For further reading on Ethereum EIPs see more at: https://forkcast.org/upgrade/fusaka/

Current Status and Testing

Fusaka testnet deployments are scheduled for Holešky (October, 1 2025), Sepolia (October, 14 2025), and Hoodi (October, 28 2025). Hoodi serves as the permissionless validator testnet for final testing.

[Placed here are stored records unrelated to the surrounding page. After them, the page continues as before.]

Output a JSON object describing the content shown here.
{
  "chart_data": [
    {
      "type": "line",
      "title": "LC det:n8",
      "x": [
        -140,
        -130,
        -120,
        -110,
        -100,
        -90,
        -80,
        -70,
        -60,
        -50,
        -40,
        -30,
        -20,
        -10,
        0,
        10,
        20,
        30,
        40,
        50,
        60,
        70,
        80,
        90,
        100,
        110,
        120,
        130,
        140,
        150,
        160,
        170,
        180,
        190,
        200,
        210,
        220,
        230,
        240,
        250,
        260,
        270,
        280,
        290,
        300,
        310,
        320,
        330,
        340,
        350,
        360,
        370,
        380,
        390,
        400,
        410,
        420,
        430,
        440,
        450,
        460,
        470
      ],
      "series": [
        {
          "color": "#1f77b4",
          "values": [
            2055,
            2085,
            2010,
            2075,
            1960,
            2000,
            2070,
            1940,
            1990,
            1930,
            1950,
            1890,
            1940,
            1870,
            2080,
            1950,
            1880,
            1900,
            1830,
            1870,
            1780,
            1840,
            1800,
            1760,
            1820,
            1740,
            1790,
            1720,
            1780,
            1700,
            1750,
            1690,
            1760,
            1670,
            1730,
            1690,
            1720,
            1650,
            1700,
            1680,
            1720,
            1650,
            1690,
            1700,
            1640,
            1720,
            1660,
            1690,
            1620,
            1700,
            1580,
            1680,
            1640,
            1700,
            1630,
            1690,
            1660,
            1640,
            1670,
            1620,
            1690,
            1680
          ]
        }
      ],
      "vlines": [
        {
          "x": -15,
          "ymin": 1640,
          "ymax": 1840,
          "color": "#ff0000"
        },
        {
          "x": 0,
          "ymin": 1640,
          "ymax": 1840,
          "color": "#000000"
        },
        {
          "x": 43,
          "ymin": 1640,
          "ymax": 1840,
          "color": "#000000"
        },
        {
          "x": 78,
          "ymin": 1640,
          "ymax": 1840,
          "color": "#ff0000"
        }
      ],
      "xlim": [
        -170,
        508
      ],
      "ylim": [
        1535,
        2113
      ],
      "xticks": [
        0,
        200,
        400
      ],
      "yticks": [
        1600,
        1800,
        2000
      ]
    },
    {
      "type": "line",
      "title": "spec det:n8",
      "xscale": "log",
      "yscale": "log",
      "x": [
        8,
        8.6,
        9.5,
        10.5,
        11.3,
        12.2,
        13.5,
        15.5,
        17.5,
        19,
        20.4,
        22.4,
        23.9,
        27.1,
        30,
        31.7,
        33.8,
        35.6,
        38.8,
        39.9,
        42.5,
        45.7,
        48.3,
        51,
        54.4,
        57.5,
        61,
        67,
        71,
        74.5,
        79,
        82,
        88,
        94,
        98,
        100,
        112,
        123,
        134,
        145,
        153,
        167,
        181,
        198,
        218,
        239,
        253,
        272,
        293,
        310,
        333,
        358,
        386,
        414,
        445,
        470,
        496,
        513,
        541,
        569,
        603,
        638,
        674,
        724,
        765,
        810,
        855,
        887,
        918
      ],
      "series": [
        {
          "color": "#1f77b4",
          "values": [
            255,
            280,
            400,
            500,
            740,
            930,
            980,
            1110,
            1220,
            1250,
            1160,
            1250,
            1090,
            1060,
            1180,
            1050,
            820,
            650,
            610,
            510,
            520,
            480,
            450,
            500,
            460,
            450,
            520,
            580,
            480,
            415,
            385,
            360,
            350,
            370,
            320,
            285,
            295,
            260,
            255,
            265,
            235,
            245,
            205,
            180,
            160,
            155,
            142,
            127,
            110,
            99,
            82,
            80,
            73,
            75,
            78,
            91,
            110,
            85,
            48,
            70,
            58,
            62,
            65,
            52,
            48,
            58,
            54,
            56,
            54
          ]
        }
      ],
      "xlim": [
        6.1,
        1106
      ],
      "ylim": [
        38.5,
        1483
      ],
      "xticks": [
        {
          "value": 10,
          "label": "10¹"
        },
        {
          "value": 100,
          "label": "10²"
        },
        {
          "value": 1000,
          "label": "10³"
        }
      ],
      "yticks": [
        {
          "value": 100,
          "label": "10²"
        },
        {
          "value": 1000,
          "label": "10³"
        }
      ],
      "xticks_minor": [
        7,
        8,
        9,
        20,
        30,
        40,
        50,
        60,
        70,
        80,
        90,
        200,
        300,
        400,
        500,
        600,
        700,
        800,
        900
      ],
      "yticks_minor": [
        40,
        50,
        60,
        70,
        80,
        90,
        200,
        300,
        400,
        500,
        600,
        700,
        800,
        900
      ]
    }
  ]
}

Mainnet activation is targeted for Q4 2025, subject to testing and client readiness.

What Should Stakers Do?

  • No Action Needed for Delegated Stakers: stakefish handles client upgrades and infrastructure maintenance. Your staked ETH continues earning as usual.
  • Validators Should Upgrade Promptly: Run the latest client versions supporting Fusaka to avoid penalties or missed rewards. Validate setups on Holešky, Sepolia, or Hoodi testnets.
  • Beware of Scams: No ETH conversion or token upgrade is required. Ignore any messages asking for transfers or private keys
  • Stay Informed: Follow official Ethereum Foundation and stakefish channels for client release announcements and final activation dates.

Conclusion

The Fusaka upgrade is a foundational milestone for Ethereum’s scalability and decentralization.

By expanding transaction capacity and introducing PeerDAS and BPO, Fusaka sets the stage for Ethereum’s next era of data availability and Layer-2 growth without sacrificing security or accessibility.

For stakers, this means supporting a stronger, more efficient Ethereum network, and benefiting from its long-term growth.